Inwestowanie w Allegro było spekulacją – czy jego akcje są już tanie?
Przez trzy miesiące kurs akcji Allegro spadł o 33 proc., osiągając poziom bliski 53 zł. Czy to jest kara dla tych, którzy przesadzili ze spekulacją?
W tym samym okresie tracił też indeks WIG20. Jednak o wiele mniej, bowiem o 4 proc.
- Nie można stwierdzić, że akcje Allegro są już tanie, bo cały czas jesteśmy na takim poziomie abstrakcji i spekulacji, że każda cena może być akceptowalna lub kwestionowana - mówi w rozmowie z MarketNews24 Łukasz Wardyn, dyrektor CMC Markets na Europę Wschodnią. – I ten zjazd cen Allegro dokładnie to obrazuje.

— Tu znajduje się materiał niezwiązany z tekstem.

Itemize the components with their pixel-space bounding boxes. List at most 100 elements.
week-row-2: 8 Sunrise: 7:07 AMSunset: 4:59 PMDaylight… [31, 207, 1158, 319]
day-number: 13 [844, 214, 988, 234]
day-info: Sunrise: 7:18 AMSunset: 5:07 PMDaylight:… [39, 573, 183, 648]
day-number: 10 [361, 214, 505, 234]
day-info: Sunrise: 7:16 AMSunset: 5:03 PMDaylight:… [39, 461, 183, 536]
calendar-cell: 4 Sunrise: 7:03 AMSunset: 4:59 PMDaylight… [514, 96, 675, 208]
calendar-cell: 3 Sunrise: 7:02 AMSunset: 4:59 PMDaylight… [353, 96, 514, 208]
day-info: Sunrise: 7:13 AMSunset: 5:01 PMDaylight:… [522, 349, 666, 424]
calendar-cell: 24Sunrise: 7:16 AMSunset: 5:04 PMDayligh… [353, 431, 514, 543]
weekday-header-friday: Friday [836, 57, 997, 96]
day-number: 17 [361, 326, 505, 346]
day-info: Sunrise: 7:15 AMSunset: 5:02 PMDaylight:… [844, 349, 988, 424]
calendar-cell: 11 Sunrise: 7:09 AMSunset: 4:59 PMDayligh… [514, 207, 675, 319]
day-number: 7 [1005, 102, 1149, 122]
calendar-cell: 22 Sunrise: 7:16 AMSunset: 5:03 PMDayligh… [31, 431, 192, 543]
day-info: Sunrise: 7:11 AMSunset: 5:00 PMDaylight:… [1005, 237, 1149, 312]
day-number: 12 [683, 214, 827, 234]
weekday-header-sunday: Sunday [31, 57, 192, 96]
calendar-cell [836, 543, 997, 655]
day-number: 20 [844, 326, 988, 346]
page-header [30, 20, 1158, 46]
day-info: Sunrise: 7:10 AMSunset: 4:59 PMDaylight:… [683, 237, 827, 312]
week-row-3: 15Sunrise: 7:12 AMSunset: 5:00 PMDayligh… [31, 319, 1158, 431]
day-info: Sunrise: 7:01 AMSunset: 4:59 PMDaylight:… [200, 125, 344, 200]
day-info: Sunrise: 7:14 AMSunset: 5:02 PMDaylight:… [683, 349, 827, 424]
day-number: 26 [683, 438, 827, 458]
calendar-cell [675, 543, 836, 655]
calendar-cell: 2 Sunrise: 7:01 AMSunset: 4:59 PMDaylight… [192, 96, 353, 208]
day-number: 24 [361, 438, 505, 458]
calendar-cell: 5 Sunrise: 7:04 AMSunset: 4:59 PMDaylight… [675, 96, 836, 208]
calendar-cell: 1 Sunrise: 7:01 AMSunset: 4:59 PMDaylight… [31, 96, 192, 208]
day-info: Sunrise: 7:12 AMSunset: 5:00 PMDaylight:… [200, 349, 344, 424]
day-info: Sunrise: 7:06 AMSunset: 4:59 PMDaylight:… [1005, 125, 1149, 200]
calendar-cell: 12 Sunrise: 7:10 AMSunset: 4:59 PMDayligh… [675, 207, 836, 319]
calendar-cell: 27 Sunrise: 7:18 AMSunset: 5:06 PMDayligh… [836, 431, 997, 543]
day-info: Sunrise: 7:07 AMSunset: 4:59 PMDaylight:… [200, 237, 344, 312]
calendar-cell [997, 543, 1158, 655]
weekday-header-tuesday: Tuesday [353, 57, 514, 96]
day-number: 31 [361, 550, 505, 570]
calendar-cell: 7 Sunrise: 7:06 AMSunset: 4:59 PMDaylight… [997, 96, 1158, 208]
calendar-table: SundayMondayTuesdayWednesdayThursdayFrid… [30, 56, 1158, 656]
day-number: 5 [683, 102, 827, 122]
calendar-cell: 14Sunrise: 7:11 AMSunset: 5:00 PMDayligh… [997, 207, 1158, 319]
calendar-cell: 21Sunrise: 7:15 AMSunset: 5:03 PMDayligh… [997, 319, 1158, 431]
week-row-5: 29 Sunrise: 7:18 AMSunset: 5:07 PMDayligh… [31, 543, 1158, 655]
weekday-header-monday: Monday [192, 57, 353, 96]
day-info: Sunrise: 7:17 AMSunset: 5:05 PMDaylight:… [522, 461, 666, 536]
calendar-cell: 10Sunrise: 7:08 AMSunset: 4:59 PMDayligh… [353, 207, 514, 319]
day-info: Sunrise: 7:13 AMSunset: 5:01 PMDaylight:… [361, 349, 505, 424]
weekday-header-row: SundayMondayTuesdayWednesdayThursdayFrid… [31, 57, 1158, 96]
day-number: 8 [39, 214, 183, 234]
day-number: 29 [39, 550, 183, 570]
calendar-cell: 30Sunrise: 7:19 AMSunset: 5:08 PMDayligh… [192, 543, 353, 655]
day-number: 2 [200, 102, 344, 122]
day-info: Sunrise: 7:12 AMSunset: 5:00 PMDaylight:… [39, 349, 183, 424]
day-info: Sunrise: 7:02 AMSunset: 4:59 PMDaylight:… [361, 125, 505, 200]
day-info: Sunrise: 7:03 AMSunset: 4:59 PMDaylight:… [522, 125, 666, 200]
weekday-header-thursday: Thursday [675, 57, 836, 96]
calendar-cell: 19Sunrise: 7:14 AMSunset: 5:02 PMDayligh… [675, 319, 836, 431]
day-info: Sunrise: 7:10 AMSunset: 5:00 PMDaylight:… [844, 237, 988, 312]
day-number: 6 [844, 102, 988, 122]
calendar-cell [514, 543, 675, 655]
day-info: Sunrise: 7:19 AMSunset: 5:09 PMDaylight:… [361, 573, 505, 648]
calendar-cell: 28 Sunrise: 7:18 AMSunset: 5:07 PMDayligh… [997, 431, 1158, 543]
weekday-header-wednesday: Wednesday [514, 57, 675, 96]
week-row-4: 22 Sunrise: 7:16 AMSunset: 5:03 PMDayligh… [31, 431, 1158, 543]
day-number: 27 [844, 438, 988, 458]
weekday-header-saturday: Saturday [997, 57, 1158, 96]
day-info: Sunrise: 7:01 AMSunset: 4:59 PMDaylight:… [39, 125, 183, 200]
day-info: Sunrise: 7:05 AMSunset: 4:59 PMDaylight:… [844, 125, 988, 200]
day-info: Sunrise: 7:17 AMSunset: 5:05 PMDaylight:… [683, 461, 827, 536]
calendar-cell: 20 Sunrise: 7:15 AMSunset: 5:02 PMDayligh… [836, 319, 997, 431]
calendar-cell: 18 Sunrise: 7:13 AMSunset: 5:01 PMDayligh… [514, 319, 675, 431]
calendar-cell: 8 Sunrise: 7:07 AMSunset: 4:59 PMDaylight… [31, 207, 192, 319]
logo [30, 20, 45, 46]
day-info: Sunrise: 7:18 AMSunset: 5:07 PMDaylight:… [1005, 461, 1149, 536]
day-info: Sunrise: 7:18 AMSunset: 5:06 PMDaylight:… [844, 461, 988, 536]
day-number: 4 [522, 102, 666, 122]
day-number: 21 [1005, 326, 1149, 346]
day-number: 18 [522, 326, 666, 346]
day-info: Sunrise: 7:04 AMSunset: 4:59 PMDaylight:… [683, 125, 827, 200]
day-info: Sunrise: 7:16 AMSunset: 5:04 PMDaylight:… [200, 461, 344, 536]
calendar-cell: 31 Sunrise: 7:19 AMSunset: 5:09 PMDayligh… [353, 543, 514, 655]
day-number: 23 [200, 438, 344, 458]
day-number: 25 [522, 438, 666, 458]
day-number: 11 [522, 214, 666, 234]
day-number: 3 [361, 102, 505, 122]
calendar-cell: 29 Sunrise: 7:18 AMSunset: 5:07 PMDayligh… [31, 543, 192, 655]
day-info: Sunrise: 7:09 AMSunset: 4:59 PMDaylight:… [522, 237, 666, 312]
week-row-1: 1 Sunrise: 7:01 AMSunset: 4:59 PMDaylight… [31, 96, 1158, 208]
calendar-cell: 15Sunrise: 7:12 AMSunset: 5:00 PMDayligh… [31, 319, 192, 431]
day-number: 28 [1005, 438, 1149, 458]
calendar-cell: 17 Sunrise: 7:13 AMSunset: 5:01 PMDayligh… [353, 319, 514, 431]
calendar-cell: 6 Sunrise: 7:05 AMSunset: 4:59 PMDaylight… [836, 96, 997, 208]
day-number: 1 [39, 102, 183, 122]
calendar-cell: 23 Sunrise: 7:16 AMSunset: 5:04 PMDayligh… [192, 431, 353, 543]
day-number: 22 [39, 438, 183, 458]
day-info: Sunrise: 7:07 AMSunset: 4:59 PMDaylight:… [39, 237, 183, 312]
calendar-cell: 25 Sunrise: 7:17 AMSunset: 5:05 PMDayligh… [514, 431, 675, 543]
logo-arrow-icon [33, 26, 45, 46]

Gra na ostrą spekulację trwa na wielu aktywach. Przykładem może być Tesla, na akcjach której hossa może wydawać się niekończąca - dopóki nie wzrośnie wśród inwestorów w sposób istotny awersja do ryzyka.
- Przy tak spekulacyjnym podejściu powodem wybuchu awersji może być cokolwiek, impulsem może stać się wyjście z inwestycji jakiegoś istotnego inwestora, co powoduje złamanie jakichś poziomów wynikających z analizy technicznej – przestrzega Ł.Wardyn.
Przyczyn osłabienia kursu Allegro na warszawskiej giełdzie też było kilka. Jedną z nich była wiadomość, że wejście na polski rynek przyspiesza Amazon. Inną przyczyną była zwiększona podaż akcji ze strony dotychczasowych akcjonariuszy.
Po tym jak inwestorzy doszli do momentu baniek spekulacyjnych na akcjach Allegro, mogą chcieć szukać bezpiecznych przystani, które pomogą zminimalizować ryzyko. Czy może to być np. inwestycja w złoto, które przez trzy miesiące potaniało o 8 proc. lub srebro, które przez miesiąc straciło 9 proc. na wartości?
- W mojej ocenie mówienie o bezpiecznych przystaniach jest chwytem akwizycyjnym i PR-owym. – komentuje ekspert CMC Markets. – Nie ma takich aktywów, poza wyjątkiem jakim są obligacje rządowe, te jednak mogą zapewnić co najwyżej bardzo niskie stopy zwrotu. Potencjalni inwestorzy powinni przede wszystkim zastanawiać się ile są gotowi stracić, a nie myśleć wyłącznie o tym ile mogą zarobić.